According to LATT, since their initial introduction, neither piece of legislation has acted as a deterrent to the commission of serious crime, nor has there been any explanation, nor statistics, presented to show that either piece of legislation has, in essence, reduced the crime rate.
It said that the pre-trial detention of persons without bail for a period of 120 days is not reasonably justifiable in a society that has proper respect for the rights and freedoms of the individual, given the unarguable inability of the criminal justice system to process those who are incarcerated under this legislation, within a reasonable time.
“In the association’s view, that incarceration, therefore, amounts to a breach of the right to liberty without due process. Bail is now punitive in nature as opposed to securing the attendance of the accused at court.
“In fact, the legislation, whose life would be extended under the proposed amendments, has significantly increased the number of persons on remand.
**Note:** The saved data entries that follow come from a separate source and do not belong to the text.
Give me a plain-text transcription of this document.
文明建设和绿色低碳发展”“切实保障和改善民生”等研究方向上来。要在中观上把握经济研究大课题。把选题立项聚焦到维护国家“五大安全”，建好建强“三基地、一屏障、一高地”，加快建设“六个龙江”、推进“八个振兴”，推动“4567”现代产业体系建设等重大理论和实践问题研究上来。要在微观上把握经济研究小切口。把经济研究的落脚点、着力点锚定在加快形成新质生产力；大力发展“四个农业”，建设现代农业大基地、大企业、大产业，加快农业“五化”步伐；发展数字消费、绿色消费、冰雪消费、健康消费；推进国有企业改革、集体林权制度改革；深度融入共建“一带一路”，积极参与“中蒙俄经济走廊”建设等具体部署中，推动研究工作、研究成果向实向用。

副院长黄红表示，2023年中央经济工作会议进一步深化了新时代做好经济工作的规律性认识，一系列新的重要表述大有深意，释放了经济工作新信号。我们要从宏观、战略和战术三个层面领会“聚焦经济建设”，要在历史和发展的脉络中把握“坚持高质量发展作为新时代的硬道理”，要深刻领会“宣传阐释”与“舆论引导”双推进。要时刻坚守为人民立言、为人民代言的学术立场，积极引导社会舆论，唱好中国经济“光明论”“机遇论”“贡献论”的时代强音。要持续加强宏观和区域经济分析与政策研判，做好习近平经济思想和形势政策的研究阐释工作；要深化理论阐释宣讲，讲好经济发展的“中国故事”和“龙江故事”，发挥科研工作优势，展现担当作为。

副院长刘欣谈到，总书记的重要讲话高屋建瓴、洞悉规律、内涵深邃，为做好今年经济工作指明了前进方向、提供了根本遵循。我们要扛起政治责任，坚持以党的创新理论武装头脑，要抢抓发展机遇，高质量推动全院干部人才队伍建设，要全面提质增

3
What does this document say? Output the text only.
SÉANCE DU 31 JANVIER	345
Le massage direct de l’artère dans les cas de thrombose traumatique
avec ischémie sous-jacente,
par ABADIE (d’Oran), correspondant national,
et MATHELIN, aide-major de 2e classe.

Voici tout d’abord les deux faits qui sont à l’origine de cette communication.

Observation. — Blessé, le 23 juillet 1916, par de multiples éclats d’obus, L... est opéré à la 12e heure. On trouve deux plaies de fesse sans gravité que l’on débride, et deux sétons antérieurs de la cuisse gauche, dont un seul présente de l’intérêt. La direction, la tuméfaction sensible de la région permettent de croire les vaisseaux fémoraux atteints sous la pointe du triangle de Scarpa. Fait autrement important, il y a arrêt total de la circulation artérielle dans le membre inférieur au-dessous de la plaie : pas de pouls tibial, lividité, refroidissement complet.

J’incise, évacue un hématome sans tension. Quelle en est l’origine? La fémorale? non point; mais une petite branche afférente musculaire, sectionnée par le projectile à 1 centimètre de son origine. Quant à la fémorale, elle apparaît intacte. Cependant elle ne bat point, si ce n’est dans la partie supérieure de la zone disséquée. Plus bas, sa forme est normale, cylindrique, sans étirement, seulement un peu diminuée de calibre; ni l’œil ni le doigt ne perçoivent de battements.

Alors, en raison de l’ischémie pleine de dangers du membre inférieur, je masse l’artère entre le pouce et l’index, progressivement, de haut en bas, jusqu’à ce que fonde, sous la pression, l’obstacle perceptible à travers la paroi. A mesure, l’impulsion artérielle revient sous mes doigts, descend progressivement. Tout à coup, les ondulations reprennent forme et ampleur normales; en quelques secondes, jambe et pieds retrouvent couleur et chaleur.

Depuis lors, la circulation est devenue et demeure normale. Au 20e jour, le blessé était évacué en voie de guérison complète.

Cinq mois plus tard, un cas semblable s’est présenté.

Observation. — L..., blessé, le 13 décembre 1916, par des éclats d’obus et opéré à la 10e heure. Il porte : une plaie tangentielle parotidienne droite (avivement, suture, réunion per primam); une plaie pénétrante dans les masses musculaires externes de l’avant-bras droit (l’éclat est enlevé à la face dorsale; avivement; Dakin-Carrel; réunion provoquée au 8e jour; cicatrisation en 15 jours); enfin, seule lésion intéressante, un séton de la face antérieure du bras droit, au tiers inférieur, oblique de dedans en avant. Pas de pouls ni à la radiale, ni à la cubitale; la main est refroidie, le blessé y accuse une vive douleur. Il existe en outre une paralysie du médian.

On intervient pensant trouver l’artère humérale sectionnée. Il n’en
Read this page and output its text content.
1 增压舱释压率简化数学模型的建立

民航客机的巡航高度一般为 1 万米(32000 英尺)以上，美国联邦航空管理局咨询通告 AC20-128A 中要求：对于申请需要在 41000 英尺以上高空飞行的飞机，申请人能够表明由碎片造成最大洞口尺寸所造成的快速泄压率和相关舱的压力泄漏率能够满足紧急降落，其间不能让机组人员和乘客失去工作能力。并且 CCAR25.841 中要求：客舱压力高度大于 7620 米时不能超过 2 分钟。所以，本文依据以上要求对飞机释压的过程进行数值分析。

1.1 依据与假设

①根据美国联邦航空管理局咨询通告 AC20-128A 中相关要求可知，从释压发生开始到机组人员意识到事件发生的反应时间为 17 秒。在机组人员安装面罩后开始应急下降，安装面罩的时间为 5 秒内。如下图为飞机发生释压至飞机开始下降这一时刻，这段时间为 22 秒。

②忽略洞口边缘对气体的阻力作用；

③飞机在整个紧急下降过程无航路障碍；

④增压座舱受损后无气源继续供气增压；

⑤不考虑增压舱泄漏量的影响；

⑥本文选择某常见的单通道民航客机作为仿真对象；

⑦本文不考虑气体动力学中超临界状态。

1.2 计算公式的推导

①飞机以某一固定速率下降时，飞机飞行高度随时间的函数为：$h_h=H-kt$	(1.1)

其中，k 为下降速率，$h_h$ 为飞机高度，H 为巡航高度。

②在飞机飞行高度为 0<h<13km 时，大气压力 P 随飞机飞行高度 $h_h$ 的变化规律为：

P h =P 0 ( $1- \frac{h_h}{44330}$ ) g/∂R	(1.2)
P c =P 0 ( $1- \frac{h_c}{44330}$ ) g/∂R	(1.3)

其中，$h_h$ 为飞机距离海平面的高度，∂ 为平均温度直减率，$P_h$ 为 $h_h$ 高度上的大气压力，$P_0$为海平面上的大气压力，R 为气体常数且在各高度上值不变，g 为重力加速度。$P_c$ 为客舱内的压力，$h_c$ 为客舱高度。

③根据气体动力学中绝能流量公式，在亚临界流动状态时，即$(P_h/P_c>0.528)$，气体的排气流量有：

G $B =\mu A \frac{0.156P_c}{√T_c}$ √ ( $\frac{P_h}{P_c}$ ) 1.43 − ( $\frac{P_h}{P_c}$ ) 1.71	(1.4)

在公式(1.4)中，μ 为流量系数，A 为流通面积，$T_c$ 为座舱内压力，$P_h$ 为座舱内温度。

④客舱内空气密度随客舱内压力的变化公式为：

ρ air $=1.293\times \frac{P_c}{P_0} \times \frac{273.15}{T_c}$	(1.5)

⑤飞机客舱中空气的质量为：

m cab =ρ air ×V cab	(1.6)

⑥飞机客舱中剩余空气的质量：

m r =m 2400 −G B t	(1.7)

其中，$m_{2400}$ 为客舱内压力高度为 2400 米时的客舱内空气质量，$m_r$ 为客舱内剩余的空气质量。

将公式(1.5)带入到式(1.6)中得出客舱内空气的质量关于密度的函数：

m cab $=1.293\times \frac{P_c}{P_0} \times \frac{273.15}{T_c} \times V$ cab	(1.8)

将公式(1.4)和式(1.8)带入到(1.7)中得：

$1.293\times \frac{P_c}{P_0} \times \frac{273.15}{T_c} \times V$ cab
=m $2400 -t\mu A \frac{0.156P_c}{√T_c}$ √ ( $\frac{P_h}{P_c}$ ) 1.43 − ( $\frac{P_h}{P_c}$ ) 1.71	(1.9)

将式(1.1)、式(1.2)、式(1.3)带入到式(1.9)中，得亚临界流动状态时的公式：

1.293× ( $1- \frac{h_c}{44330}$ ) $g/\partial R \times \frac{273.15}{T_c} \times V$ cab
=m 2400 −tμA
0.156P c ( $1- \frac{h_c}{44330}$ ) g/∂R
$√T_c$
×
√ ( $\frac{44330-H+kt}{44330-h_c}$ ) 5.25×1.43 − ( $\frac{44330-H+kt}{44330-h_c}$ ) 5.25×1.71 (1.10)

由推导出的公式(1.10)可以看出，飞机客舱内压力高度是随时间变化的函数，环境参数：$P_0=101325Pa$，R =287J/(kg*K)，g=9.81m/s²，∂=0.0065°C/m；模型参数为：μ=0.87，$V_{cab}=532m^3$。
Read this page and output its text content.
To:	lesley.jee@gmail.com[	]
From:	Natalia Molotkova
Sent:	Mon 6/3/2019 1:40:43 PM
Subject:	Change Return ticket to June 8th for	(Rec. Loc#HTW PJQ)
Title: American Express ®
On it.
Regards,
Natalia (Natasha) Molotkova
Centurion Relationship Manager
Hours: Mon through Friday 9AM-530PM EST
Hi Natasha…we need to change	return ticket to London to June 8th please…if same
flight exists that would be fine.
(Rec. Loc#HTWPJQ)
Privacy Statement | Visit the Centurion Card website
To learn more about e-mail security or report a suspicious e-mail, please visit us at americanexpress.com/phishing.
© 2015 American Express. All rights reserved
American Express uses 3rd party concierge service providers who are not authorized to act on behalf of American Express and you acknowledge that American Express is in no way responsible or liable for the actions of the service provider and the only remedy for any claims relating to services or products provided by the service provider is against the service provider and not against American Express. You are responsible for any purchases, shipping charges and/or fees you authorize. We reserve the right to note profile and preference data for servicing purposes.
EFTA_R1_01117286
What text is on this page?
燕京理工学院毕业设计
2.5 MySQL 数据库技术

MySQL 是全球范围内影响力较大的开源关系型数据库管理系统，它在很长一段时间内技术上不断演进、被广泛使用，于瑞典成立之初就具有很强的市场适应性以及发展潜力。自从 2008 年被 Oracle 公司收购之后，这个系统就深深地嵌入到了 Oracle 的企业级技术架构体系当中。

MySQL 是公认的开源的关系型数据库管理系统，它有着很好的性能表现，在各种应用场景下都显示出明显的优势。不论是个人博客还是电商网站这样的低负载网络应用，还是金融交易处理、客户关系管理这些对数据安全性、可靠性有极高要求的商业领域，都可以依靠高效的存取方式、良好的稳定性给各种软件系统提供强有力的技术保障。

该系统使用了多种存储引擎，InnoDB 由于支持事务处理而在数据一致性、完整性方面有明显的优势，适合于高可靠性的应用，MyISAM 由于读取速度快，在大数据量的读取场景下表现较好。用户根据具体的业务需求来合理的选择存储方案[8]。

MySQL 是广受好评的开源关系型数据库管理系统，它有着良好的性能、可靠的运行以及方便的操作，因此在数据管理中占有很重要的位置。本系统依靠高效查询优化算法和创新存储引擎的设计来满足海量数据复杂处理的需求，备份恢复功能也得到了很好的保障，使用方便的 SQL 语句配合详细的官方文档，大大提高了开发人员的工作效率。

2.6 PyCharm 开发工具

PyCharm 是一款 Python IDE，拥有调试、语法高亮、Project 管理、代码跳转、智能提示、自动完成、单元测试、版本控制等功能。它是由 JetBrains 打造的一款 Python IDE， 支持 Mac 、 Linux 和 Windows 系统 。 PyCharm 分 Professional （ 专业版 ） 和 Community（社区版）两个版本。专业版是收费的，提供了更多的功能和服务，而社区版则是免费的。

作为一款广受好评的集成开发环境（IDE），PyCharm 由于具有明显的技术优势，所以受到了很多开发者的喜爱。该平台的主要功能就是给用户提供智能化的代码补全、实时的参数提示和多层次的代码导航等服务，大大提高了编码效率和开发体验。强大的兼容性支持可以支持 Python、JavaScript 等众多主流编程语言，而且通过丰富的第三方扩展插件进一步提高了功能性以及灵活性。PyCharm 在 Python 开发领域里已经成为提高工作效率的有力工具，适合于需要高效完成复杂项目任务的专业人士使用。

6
The conditions on remand where these accused are kept, are acknowledged to be deplorable and have been judicially described as “barbaric” and “inhumane.”
The LATT said that the significant deficiencies of the forensic system, resulting in unreasonable delay in forensic testing, means that persons are unlikely to have matters involving the use of a firearm, heard within a minimum of two to three years.
“There are no safeguards against malfeasance by police officers, in a situation in which the mere mention by a police complainant of suspicion of possession of a firearm (or something resembling a firearm) invokes the no bail provisions.”